1960. Séparé de son frère, Messaoud est teint en blond et
devient Michel dit Michou afin d’être accepté dans sa
famille d’accueil.
Bande annonce :
http://www.allocine.fr/video/player_gen_cmedia=187198
11&cfilm=61510.html
Dans la vidéo, est prononcé le mot bougnoule. Il s’agit d’un
terme injurieux et raciste désignant un Arabe, un
Maghrébin.
……………………
On constate donc que la guerre d’Algérie n’est pas absente du cinéma français. Ce dernier
n’a pas hésité à aborder des thèmes durs comme la torture et à questionner sur la responsabilité
des hommes avec la question justice-légalité-légitimité d’un acte. Mais la production n’est pas
pléthorique et les œuvres ne sont pas en tête du box office. Le cinéma n’est finalement qu’un
indicateur sociologique, le reflet d’une société à un moment donné : avait-on, avons-nous envie de
voir un film sur cette guerre qui fait encore aujourd’hui l’objet d’une lutte mémorielle entre les
Pieds Noirs, les Harkis, les anciens combattants, les institutions officielles : se remémorer les
récentes polémiques sur la commémoration de la journée du 19 mars, jour anniversaire du cessez
le feu en Algérie.
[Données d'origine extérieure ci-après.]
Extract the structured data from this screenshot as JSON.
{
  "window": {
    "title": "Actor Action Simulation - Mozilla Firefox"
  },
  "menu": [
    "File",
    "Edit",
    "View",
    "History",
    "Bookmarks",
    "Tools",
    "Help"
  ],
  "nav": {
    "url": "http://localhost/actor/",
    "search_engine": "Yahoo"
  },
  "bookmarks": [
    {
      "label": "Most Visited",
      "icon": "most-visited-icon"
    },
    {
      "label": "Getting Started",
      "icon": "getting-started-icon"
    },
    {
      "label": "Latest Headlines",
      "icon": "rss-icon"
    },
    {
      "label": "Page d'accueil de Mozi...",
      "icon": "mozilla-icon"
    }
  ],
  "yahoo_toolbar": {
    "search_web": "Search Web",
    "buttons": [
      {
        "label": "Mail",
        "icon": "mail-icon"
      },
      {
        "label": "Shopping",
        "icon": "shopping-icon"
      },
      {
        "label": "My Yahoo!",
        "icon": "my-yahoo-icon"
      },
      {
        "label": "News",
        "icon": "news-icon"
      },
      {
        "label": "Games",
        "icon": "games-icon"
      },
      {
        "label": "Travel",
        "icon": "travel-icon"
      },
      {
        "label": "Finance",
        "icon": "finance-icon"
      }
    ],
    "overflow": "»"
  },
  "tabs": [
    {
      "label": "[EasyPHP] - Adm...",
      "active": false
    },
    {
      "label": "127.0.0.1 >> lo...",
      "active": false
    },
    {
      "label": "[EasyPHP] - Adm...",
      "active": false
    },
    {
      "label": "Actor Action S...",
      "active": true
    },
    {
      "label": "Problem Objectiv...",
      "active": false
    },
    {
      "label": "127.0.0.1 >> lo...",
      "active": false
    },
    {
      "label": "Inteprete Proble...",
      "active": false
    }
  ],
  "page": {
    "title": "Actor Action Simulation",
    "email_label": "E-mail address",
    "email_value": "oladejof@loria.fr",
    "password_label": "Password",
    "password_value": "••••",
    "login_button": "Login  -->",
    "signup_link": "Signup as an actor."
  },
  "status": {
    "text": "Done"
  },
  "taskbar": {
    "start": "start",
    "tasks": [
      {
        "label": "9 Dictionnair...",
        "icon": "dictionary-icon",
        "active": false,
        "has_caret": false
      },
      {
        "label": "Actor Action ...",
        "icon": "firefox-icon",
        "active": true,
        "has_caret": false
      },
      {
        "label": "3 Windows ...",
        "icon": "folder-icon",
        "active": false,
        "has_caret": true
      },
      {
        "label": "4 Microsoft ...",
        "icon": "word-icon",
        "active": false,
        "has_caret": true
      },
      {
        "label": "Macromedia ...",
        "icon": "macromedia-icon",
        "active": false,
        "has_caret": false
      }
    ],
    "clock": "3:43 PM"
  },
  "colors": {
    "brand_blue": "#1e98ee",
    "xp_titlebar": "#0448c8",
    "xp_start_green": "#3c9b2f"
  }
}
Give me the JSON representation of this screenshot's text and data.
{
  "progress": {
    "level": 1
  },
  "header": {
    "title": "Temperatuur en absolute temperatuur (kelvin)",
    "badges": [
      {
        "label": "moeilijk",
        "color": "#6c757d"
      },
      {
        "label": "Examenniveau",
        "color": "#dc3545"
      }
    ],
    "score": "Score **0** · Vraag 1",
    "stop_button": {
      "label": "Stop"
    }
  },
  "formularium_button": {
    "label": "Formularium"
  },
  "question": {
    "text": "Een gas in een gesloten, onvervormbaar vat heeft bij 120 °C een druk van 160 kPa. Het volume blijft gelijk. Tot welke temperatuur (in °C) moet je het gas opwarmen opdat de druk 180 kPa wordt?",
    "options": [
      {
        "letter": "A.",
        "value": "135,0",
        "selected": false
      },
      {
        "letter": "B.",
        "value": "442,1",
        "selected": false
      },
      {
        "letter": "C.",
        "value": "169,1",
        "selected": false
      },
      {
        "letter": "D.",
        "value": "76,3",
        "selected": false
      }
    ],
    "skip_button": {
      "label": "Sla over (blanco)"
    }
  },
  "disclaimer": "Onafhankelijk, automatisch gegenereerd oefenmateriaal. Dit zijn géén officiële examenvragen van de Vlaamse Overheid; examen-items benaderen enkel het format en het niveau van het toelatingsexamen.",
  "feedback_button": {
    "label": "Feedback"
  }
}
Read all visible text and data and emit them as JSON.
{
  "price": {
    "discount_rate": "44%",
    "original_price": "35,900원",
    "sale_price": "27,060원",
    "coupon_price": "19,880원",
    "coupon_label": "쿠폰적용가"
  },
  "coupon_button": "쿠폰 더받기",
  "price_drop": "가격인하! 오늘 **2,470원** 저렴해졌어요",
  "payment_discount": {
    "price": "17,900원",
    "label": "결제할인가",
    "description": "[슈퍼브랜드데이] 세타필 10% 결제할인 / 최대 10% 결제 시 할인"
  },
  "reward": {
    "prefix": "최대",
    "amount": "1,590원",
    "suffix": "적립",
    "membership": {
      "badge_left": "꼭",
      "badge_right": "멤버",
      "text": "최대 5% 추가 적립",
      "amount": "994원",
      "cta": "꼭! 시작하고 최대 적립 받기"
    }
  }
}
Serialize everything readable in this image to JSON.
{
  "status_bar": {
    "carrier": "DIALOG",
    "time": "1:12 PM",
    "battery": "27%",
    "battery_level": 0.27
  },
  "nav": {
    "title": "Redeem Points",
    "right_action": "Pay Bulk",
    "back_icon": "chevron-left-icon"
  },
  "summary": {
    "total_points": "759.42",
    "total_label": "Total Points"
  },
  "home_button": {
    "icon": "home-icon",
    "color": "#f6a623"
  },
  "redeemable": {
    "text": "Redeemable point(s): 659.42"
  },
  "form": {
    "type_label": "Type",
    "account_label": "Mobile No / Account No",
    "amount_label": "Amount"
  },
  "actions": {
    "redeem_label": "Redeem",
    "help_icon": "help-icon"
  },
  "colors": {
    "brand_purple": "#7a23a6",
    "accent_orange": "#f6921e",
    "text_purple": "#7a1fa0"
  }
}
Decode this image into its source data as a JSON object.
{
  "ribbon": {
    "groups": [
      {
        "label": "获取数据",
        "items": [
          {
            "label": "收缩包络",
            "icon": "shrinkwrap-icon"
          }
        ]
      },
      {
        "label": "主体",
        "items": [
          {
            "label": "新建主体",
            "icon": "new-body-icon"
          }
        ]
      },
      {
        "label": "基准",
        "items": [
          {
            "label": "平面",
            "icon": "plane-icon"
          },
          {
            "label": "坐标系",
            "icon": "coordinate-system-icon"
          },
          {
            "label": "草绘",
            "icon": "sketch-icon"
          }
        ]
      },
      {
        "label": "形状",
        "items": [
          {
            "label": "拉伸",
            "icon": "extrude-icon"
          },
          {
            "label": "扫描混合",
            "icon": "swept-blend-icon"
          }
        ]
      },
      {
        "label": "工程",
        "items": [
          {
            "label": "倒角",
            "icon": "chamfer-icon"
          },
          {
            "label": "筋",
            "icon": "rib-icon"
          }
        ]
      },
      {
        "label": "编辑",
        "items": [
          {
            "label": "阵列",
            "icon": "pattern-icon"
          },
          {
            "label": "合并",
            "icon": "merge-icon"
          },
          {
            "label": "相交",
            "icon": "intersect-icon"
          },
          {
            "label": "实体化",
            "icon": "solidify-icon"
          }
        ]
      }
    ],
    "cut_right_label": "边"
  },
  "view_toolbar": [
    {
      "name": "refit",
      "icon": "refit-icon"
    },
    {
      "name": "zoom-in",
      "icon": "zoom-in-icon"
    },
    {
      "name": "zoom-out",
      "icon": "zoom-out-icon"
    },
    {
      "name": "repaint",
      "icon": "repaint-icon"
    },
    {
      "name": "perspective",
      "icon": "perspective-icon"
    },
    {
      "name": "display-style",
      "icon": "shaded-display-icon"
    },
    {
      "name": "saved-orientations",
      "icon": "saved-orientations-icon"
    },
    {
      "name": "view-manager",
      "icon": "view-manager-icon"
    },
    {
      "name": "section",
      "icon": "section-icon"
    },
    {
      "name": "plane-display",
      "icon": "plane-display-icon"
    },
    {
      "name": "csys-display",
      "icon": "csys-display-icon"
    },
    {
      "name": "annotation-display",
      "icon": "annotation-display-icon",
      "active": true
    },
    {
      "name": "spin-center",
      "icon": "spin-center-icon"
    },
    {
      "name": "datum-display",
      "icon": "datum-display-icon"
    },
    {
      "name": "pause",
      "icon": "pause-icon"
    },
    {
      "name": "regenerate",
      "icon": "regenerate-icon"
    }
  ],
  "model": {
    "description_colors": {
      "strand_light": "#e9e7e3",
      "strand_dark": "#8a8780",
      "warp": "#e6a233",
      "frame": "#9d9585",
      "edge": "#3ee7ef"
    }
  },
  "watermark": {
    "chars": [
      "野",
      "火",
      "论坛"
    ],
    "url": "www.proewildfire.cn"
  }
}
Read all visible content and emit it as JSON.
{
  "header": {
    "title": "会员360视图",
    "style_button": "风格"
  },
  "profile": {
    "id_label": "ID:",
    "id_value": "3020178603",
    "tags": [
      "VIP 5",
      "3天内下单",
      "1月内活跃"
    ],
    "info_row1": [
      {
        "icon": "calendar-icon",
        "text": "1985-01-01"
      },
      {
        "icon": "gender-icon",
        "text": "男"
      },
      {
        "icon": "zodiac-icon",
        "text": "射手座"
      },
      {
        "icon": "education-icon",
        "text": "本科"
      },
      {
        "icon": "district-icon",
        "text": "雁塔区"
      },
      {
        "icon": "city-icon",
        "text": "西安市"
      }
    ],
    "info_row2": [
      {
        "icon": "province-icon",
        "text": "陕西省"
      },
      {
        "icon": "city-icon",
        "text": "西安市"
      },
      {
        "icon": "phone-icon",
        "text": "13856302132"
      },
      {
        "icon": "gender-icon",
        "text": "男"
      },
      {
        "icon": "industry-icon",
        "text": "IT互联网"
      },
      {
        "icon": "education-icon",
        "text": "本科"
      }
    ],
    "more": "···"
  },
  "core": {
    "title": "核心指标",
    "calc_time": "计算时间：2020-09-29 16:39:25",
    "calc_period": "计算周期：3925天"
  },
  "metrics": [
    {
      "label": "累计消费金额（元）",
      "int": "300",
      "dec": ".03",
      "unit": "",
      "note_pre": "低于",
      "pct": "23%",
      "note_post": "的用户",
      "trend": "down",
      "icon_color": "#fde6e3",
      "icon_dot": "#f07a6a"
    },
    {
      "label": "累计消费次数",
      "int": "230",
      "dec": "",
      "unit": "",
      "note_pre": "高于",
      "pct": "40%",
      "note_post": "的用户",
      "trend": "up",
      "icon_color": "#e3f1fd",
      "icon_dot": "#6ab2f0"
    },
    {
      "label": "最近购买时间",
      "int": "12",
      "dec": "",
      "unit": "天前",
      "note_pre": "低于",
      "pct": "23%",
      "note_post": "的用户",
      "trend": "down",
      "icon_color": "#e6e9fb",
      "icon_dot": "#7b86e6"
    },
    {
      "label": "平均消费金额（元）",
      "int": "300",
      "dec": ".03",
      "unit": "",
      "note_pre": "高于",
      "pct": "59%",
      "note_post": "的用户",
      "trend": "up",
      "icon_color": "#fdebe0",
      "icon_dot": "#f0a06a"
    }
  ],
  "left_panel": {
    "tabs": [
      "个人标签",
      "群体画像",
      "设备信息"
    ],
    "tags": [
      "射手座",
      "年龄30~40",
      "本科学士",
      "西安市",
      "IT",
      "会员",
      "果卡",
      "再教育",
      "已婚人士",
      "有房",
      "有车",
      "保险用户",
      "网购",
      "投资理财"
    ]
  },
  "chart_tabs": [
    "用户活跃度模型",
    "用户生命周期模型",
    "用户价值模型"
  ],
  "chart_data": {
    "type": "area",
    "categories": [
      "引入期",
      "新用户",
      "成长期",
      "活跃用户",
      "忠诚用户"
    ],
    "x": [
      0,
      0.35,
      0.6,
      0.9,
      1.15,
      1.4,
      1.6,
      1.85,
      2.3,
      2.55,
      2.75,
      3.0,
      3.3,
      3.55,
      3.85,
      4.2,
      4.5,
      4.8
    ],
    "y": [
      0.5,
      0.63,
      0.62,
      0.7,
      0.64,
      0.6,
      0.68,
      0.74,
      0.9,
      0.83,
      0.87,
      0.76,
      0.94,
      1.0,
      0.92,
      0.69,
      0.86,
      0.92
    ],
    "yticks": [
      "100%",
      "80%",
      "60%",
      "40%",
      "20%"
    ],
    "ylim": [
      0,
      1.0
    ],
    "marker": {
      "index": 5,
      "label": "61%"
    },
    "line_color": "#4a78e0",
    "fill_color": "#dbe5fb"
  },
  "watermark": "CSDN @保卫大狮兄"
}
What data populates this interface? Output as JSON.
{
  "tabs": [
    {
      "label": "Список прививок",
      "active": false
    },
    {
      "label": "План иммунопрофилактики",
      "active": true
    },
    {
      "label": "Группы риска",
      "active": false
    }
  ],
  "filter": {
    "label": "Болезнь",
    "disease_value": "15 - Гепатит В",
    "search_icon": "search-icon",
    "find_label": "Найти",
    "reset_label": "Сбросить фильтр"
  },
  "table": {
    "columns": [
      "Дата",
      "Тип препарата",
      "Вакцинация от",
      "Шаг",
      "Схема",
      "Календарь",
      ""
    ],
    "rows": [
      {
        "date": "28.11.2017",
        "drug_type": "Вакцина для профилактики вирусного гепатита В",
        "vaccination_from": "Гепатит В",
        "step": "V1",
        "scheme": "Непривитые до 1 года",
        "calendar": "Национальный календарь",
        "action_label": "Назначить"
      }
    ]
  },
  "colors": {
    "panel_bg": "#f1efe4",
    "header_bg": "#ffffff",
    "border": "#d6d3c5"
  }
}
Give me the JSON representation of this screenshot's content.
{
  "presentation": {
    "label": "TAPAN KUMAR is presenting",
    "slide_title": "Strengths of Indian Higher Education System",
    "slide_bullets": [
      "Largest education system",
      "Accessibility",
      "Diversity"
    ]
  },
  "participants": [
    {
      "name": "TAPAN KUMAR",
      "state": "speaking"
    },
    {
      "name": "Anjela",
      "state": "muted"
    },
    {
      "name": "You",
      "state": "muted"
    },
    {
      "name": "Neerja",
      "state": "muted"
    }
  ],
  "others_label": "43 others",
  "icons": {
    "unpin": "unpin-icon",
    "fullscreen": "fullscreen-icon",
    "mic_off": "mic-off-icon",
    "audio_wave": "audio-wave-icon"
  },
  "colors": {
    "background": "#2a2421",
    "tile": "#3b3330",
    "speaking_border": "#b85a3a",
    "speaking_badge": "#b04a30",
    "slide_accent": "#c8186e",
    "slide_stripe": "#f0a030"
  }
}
Ces polémiques illustreraient la « phase d’hypermnésie » dans laquelle est
rentrée la guerre d’Algérie.
……………………
Pour aller plus loin sur le thème de la mémoire historique, de ses cycles et enjeux :
http://www.cndp.fr/crdp-reims/memoire/enseigner/memoire_histoire/07algerie.htm
Pour Henri Rousso, le cycle mémoriel connaît quatre phases :
« La liquidation de la crise » est suivie d’ « une phase d’amnésie, d’occultation, d’oubli, de
deuil silencieux » qui précède « une prise de conscience, un retour progressif sur le passé qu’on avait
refoulé » avant « une phase d’hypermnésie, correspondant à un excès de mémoire ».